In real life, looking back at the ladies I have dated, there's a string of smart career-driven (soon-to-be) doctors and lawyers (with a Math Ph.D. throw in the mix), starting with Kristen in 9th grade.

I read a Dilbert blog post today about becoming an expert. Supposedly it takes 10,000 hours of practice to become an expert, assuming you are practicing the right things and have the right genes. Because bridge is pretty much the only thing that I could potentially have passion to become such an expert on and because this is mostly a blog about bridge, let's see how my bridge experience applies here.

Since I started playing in 2000, I estimate that I've played 1600 sessions of bridge, which is roughly 5600 hours. Time spent in post-mortems, teaching bridge, writing about bridge, and reading about bridge probably brings that up to around 7000 hours, so I have a couple of years to go to reach 10,000. However, the amount of time I spend on bridge has been steadily on the rise since 2008.

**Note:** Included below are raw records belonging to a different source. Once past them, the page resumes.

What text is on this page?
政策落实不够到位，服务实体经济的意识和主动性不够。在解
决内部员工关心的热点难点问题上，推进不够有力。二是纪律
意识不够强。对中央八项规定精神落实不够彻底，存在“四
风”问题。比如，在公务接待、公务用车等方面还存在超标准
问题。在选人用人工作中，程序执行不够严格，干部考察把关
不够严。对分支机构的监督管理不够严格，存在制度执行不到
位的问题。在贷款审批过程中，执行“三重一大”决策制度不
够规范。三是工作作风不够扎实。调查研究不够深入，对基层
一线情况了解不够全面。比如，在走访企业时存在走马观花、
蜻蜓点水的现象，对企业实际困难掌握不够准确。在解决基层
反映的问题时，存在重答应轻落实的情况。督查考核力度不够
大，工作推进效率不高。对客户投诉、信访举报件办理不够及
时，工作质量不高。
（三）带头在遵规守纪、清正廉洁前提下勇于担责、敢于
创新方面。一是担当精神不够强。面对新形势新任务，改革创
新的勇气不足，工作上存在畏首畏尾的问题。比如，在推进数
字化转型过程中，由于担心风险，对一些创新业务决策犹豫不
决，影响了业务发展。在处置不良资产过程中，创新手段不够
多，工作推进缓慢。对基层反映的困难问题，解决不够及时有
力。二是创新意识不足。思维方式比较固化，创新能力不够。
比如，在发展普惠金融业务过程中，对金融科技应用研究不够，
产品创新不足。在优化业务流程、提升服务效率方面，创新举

Am I practicing the right things? I think so. 95% of the time I play it is with a good partner while paying pretty close attention to things. Playing non-seriously or with a partner you can't trust can be counter-productive to improving because of the need to compensate for partner. Furthermore, more recently my tournaments have included a lot more regionals and bracket 1 knouckouts and fewer mid-bracket knockouts and sectionals and still winning just as much. That's gotta be better for improving one's game. Do I have the right genes? I think so.